On Tue, Sep 20, 2016 at 4:43 PM, Thomas Graf <tg...@suug.ch> wrote:
> On 09/20/16 at 04:18pm, Tom Herbert wrote:
>> This allows other use cases than BPF inserting code into the data
>> path. This gives XDP potential more utility and more users so that we
>> can motivate more driver implementations. For instance, I thinks it's
>> totally reasonable if the nftables guys want to insert some of their
>> rules to perform early DDOS drop to get the same performance that we
>> see in XDP.
> Reasonable point with nftables but are any of these users on the table
> already and ready to consume non-skbs? It would be a pity to add this
> complexity and cost if it is never used.
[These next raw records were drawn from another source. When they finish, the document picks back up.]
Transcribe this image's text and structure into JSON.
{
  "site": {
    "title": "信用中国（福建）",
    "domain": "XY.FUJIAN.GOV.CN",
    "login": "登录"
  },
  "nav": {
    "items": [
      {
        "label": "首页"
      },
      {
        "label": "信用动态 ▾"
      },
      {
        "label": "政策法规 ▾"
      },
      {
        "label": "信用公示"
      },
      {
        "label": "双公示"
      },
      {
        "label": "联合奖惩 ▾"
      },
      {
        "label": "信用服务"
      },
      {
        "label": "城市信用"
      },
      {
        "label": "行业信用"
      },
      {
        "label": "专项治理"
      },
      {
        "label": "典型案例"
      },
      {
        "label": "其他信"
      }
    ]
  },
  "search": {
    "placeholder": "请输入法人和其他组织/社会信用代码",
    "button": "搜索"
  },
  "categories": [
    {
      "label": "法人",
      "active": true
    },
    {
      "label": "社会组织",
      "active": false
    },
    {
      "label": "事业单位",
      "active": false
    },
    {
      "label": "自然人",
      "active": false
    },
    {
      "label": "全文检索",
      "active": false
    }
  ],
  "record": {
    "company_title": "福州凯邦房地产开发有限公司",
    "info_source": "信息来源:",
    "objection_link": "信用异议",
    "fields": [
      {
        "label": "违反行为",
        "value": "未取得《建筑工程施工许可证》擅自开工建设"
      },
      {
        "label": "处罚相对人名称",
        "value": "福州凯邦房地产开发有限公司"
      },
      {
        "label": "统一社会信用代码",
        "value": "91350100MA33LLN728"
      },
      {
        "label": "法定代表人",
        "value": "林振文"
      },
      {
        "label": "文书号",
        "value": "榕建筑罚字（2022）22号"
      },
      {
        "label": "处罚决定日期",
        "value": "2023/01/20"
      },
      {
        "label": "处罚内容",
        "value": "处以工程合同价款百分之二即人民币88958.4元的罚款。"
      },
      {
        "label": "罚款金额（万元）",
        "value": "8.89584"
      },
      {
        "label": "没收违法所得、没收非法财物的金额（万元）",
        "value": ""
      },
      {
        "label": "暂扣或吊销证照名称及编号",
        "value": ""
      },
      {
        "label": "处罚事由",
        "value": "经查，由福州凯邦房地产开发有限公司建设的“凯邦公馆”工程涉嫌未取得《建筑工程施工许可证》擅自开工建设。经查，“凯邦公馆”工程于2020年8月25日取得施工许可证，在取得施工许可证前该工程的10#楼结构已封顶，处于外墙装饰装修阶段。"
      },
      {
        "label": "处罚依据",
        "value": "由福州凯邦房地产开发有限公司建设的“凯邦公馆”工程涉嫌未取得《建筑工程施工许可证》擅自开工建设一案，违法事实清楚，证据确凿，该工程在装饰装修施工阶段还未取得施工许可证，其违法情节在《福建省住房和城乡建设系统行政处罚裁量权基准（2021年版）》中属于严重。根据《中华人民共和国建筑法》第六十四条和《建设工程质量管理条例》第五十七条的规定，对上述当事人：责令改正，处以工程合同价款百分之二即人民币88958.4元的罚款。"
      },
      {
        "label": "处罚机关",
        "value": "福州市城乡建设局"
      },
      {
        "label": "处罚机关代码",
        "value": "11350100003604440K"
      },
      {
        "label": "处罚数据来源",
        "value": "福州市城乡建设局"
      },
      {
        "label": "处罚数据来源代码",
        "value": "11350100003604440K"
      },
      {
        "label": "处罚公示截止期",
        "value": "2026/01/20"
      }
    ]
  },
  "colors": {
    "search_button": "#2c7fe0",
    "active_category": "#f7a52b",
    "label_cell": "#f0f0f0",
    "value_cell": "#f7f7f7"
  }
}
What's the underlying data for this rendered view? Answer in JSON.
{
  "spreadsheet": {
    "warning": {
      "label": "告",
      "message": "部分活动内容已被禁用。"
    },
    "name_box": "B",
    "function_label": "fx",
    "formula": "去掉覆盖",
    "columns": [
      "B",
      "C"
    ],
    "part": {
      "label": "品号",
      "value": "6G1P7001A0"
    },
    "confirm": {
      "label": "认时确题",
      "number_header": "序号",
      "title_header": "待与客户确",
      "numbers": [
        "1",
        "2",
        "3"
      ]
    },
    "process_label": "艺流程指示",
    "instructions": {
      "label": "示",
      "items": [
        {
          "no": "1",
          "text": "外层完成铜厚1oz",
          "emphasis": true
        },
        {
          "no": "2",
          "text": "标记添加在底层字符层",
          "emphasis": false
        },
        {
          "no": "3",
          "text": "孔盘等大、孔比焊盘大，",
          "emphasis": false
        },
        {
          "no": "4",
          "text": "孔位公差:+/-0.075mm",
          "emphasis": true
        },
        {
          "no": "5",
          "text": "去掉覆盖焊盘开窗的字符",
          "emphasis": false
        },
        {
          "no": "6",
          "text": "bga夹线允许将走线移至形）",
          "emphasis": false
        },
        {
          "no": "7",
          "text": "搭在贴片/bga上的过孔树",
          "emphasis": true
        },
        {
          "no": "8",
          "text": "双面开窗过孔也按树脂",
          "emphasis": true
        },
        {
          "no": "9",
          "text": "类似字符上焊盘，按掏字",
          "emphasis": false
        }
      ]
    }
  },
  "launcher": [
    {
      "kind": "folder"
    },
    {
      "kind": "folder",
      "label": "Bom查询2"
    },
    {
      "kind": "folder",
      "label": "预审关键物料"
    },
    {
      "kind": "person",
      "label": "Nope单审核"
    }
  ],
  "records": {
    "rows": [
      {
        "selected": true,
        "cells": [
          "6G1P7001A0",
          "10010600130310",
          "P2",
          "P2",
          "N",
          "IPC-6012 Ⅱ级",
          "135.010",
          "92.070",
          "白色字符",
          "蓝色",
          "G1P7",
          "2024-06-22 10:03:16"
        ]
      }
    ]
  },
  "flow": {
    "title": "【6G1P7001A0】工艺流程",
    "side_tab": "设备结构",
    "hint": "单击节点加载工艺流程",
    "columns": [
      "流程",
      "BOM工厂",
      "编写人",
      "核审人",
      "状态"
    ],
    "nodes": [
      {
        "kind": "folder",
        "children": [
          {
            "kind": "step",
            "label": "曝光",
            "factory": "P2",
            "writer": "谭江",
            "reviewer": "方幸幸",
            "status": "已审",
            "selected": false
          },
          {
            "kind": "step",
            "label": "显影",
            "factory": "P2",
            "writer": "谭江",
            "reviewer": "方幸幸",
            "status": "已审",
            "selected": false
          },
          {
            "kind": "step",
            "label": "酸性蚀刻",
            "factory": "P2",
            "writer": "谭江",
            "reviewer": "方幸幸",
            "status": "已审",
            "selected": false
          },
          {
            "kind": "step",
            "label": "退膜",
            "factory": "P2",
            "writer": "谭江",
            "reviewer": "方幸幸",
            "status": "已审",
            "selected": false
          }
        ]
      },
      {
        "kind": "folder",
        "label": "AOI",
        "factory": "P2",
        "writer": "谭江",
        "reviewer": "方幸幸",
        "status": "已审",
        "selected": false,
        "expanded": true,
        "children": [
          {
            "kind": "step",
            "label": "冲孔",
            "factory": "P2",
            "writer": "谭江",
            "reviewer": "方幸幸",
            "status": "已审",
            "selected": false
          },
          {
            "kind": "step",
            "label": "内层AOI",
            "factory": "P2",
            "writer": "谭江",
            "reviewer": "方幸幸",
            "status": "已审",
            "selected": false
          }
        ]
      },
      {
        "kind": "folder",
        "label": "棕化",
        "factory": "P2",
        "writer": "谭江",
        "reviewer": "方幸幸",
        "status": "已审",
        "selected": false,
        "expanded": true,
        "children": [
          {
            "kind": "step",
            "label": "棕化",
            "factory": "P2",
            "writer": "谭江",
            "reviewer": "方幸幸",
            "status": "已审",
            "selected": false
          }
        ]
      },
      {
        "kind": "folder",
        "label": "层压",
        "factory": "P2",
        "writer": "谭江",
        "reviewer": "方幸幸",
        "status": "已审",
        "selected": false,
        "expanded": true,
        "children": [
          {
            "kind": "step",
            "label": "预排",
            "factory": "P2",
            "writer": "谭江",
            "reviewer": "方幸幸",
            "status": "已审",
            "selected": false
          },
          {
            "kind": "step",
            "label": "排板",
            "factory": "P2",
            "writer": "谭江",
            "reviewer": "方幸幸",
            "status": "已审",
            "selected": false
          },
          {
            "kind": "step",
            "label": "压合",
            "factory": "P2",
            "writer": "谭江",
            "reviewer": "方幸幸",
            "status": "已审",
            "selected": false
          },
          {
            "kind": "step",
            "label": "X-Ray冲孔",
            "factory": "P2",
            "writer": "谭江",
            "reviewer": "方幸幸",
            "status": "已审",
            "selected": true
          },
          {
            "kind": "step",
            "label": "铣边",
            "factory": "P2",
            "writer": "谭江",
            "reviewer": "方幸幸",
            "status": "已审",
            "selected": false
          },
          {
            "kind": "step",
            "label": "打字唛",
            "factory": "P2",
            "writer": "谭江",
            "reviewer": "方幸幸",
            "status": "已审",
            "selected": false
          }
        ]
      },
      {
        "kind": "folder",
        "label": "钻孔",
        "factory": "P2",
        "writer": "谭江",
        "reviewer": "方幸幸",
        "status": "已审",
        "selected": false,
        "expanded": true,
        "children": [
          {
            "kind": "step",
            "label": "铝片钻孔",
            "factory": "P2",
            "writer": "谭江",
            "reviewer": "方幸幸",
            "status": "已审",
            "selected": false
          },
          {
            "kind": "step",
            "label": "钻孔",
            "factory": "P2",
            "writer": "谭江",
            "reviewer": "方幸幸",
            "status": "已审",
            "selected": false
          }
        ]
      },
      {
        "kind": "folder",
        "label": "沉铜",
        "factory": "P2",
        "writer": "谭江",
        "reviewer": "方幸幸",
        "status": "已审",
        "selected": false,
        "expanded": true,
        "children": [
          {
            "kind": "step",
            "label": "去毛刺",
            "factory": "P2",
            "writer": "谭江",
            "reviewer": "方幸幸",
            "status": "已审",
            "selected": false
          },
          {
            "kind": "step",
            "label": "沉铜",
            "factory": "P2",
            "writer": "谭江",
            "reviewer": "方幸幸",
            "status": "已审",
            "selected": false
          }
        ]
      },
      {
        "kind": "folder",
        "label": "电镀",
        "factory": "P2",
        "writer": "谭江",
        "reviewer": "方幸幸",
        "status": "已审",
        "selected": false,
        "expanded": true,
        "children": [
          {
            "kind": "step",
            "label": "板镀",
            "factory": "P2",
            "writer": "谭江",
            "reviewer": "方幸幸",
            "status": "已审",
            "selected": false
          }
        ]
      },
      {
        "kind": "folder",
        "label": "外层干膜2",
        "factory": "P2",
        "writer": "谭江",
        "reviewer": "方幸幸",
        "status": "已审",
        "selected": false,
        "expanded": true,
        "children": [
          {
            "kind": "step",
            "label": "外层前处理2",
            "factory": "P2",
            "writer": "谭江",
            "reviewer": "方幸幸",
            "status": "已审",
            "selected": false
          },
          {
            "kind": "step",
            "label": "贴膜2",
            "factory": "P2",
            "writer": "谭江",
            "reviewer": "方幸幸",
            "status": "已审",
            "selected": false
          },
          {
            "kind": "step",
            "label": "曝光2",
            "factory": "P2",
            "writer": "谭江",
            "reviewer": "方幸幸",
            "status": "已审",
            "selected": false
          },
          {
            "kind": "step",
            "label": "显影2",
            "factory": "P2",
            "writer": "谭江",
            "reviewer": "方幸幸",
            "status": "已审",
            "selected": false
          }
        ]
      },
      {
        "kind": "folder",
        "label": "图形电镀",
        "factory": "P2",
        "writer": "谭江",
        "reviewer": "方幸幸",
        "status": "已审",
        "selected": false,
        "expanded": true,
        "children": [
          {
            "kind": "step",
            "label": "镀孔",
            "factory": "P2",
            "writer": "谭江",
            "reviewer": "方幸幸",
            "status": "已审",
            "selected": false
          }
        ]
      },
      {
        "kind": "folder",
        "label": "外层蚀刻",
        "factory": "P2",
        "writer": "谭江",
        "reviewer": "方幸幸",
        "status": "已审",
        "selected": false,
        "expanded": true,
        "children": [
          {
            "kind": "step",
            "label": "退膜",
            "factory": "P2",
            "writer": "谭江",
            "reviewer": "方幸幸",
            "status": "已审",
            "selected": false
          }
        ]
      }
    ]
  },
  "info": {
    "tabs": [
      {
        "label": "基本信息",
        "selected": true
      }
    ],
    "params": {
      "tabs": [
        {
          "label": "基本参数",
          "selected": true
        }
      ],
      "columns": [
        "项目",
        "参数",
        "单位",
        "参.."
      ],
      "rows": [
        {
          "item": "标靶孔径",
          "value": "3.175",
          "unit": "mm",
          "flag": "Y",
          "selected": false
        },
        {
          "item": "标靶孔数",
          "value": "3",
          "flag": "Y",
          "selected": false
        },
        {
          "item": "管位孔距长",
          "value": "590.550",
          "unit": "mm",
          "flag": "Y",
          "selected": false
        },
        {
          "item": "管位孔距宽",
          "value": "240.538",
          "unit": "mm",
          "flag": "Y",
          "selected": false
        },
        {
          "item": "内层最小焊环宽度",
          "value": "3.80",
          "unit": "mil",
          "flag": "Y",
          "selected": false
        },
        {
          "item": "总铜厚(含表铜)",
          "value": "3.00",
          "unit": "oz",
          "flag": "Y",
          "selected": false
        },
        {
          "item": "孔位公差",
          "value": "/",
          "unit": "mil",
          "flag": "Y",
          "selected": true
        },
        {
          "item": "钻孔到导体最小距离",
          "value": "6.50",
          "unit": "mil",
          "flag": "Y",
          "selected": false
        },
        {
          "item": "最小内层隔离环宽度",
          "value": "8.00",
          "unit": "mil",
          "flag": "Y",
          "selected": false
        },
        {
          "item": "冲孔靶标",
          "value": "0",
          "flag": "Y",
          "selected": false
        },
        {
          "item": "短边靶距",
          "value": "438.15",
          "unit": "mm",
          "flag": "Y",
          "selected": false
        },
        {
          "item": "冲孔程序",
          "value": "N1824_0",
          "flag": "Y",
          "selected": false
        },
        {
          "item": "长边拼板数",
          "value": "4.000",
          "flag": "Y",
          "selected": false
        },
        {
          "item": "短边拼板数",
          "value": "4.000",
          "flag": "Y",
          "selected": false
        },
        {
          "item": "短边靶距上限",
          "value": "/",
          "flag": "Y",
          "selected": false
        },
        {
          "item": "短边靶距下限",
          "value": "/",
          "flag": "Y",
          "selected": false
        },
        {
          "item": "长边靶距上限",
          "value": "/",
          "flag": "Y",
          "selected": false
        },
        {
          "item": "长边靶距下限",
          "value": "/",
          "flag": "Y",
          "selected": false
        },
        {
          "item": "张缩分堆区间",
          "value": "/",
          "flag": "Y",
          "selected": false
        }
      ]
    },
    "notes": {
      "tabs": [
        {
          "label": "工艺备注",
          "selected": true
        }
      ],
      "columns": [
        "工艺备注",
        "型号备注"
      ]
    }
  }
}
Well, need to measure to ascertain the cost. As for complexity, this
actually reduces complexity needed for XDP in the drivers which is a
good thing because that's where most of the support and development
pain will be.
I am looking at using this for ILA router. The problem I am hitting is
that not all packets that we need to translate go through the XDP
path. Some would go through the kernel path, some through XDP path but
that would mean I need parallel lookup tables to be maintained for the
two paths which won't scale. ILA translation is so trivial and not
really something that we need to be user programmable, the fast path
is really for accelerating an existing kernel capability. If I can
reuse the kernel code already written and the existing kernel data
structures to make a fast path in XDP there is a lot of value in that
> I don't see how we can ensure performance if we have multiple
> subsystems register for the hook each adding their own parsers which
> need to be passed through sequentially. Maybe I'm missing something.
We can optimize for allowing only one hook, or maybe limit to only
allowing one hook to be set. In any case this obviously requires a lot
of performance evaluation, I am hoping to feedback on the design
first. My question about using a linear list for this was real, do you
know a better method off hand to implement a call list?